[De Religione Gentilium]. Tratado sobre la religión, del escritor inglés lord Herbert Edward of Cherbury (1583-1648), publicado en latín después de su muerte en Amsterdam, 1663, y traducido al inglés en 1709.
Son las primeras tentativas de establecer una comparación serena entre las diversas religiones; o mejor, una concepción religiosa que ve en sus varias formas históricas expresiones diversas de una intuición y fe fundamentalmente idénticas. El autor se vio impulsado a afrontar el problema de la religión de los gentiles, porque su sentido religioso se rebelaba contra la teoría corriente entre teólogos (inconciliable con su propia concepción de un Dios «óptimo y Máximo») de la condena de todos los gentiles a los suplicios eternos. El cuidadoso examen de las diversas religiones no cristianas le hizo descubrir un hilo para orientarse en el laberinto de tantos errores y supersticiones, consiguiendo establecer los cinco artículos fundamentales de creencia que en ninguna religión ni en ningún pueblo faltan nunca, a saber; que existe un Dios supremo; que ha de ser venerado; que la Virtud y la Piedad son las partes principales del culto divino; que hay que arrepentirse y corregirse de los pecados cometidos; que la bondad y la justicia divinas distribuyen premios y castigos, tanto en esta como en la otra vida.

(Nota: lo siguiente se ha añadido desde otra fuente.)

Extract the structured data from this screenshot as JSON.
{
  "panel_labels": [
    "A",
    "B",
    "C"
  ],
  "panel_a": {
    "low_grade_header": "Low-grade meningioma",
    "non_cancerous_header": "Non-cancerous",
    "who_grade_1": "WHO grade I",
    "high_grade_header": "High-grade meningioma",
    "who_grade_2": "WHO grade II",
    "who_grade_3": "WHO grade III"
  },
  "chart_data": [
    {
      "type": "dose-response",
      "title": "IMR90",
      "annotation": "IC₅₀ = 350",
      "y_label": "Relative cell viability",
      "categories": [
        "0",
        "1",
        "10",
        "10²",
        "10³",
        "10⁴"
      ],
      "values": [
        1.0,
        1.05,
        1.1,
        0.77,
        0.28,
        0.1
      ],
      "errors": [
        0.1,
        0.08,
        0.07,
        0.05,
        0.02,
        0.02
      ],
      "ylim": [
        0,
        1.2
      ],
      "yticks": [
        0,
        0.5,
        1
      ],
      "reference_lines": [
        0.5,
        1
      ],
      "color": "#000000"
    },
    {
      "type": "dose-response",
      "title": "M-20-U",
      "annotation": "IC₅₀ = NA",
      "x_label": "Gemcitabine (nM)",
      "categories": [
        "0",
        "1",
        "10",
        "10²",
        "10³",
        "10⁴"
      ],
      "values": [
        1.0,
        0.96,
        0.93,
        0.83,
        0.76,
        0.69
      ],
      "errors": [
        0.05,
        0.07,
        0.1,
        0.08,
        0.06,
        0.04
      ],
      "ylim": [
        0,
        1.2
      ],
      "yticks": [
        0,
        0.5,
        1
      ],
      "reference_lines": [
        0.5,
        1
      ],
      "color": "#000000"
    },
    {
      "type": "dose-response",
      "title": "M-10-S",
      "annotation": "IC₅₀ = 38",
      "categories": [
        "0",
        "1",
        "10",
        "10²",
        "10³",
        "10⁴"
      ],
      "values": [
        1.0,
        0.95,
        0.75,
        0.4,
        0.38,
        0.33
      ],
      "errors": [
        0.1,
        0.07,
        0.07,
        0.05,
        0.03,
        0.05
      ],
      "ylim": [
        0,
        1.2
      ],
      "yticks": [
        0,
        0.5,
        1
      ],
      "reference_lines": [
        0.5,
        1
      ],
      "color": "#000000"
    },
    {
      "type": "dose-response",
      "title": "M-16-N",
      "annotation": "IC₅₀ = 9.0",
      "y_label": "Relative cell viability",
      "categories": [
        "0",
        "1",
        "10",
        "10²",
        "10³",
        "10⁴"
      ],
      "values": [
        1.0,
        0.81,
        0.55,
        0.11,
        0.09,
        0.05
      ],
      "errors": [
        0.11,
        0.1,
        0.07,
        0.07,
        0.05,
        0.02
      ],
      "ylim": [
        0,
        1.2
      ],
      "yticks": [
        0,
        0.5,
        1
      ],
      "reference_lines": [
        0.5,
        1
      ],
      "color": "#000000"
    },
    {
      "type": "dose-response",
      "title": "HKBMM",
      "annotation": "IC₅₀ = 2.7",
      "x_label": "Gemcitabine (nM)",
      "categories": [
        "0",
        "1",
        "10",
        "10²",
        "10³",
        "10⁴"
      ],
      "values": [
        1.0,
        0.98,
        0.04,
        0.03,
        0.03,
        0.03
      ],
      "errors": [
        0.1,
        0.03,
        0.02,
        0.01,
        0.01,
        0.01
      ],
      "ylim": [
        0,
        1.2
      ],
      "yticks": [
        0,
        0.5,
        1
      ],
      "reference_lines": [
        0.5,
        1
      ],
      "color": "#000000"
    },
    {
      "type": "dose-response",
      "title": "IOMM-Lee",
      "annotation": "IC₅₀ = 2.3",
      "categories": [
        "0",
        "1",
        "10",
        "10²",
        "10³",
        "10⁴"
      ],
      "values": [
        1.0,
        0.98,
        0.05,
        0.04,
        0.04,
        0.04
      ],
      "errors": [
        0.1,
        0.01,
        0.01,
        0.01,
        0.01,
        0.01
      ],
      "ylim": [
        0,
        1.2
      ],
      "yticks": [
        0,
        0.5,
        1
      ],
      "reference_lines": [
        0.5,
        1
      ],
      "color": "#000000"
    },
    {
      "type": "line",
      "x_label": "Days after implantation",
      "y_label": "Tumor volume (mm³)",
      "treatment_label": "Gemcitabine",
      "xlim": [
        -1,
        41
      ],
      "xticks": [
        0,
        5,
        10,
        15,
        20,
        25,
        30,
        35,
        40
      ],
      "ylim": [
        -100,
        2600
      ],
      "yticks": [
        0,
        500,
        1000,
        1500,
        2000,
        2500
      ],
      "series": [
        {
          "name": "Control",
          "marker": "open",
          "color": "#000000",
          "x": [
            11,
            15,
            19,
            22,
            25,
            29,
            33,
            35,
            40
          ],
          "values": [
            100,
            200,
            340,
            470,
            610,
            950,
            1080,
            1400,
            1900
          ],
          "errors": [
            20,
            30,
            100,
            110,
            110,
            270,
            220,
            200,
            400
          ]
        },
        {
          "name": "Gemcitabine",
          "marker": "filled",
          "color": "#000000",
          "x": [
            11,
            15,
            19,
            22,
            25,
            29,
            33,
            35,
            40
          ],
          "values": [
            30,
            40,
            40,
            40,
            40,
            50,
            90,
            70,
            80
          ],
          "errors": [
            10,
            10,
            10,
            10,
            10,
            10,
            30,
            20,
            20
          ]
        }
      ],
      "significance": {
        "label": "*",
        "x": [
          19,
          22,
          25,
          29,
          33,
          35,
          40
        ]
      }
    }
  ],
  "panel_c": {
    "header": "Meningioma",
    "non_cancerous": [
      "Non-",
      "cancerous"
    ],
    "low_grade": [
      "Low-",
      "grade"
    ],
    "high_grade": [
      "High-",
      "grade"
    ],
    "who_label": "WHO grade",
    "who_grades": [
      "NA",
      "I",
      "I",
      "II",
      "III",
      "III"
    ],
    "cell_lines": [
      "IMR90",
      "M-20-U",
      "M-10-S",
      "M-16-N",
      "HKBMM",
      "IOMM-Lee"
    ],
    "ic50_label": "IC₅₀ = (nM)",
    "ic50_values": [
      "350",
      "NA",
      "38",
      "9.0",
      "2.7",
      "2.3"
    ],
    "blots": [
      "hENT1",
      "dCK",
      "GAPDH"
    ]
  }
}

Así, todas las religiones, tanto la cristiana como las paganas, pueden resolverse en estos elementos fundamentales de la «religión casta», que la defienden contra toda superfetación sacerdotal y contra toda revelación fabulosa o artificiosa “aceptada por el pueblo. Pero ocurre a menudo que incluso las personas más cultas y sensatas, al refutar tales deformaciones, involucran estos puntos fundamentales y se vuelven ateas. Puesto que todas las religiones se reducen a dichas doctrinas comunes, una revelación divina es superflua, y su admisión es gratuita. Un «laico gentil», a cualquier pretensión de los sacerdotes de imponer como oráculo o mandamiento divino otras exigencias del culto, pediría pruebas seguras que confirmasen que Dios es de veras el autor de aquellos oráculos y comunicaciones, a través de documentos irrebatibles. En otros términos, la revelación no es imposible, pero es prácticamente inexistente.
El Cristianismo, en general, es la religión mejor, porque sus dogmas son los que menos se separan de los cinco artículos fundamentales; pero de la concordancia sustancial «en la piedad y en todas las virtudes» entre cristianos y gentiles, son testimonio los polemistas gentiles de los primeros siglos del cristianismo. Es notable que el autor atribuya en muchos casos a la herencia de defectos físicos las culpas morales. Afirma por fin que la felicidad eterna es concedida a quienquiera que practique el bien, independientemente de su religión. Pese a que el tratado acabase sometiéndose a la censura de la Iglesia católica y ortodoxa, en la práctica parece ser que Herbert se conformaba más bien con la Iglesia anglicana y tenía un capellán en su casa. El tratado se resiente del carácter poco equilibrado del autor (v. Autobiografía).
A ideas y críticas originales, a geniales observaciones y a agudas comparaciones, surgidas de una erudición rica, se mezclan afirmaciones infundadas, diatribas y exhibiciones de sentimientos en nada superiores a los vulgares (por ejemplo, para inclinar al perdón de las ofensas, aduce el extraño argumento de que quien no expía sus culpas en la tierra será doblemente castigado en la otra vida). No encontramos ningún indicio de que conociese la obra de su contemporáneo Francis Ba- con. Las opiniones religiosas que expresó suscitaron al principio una hostilidad casi universal, seguida en el siglo siguiente de una exaltación igualmente inmerecida, que hizo de ellas «la carta fundamental del deísmo».